Second, Williams wanted to recognize the omnipresence and ascendency of advertising as the preeminent and most popular form of art of the 20th century. He recognized that just as Michelangelo and other great Renaissance artists had city-states, wealthy families, and the church as patrons, so too do contemporary artists have their own patrons. They are no longer Florence, the Medici, or the Vatican but rather JWT and McCann-Erickson (of New York and the world), Dentsu (headquartered in Tokyo), the Publicis agencies (based in Paris), and the many other local, national, and global advertising agencies that today prefer labeling themselves total marketing communications facilitators.

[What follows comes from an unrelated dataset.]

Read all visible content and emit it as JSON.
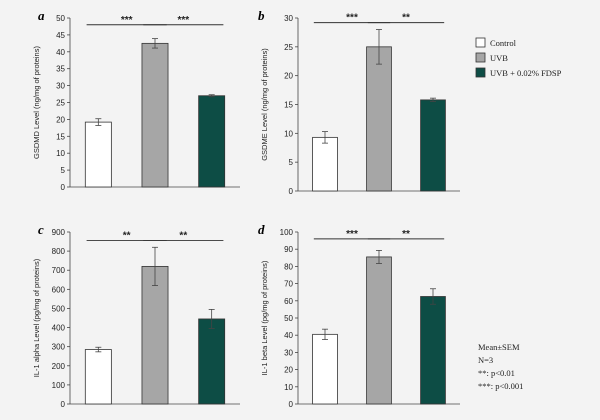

Third, his definition referred to advertising as the official art of capitalist society. By this, he meant that advertising only exists in a certain kind of society and economy. He compared it to the state-sponsored art of the Soviet Union and other socialist/communist states whose most common form of public art we derisively term propaganda. From that point of view, someone looking at American and European advertising from outside might just as well call it capitalist propaganda.

Call it what you will but the fact remains that advertising is the most common form of art not only in our society but now in our globalized world. It would not nor could not exist outside a society that depends on it to encourage mass consumption of the bountiful production of goods and service upon which our economy is based.

The ironic thing about all this is that we are preserving such a poor record of this most common form of art. Although it is everywhere from American baseball stadiums to the floors of supermarkets in South Africa to the facades of ancient buildings along the canals of Venice, it is oddly ephemeral. Newspapers are meant to be thrown away, TV commercials evaporate, and Internet pop-ups change as you watch them. Only a few prescient collectors like the Smithsonian, the New York Public Library, the Pennsylvania and Wisconsin Public Libraries, and the Hartman Center at Duke University actively preserve them. The record of the first TV commercials from the late 1940s and the 1950s (when commercials were mostly live) is sparse. An art historian of Byzantine art once reckoned that it was perhaps easier to study the church art of Byzantium than yesterday's advertising.

Two hundred years or so from now, if there are indeed still people on earth, they will likely look back upon this age and wonder how we could have been so oblivious to so important a part of our culture. Williams was right in recognizing the time, place, and historical context of this thing most of us still call advertising.

William M. O'Barr is professor of cultural anthropology, sociology, and English at Duke University and author of ADTextonline.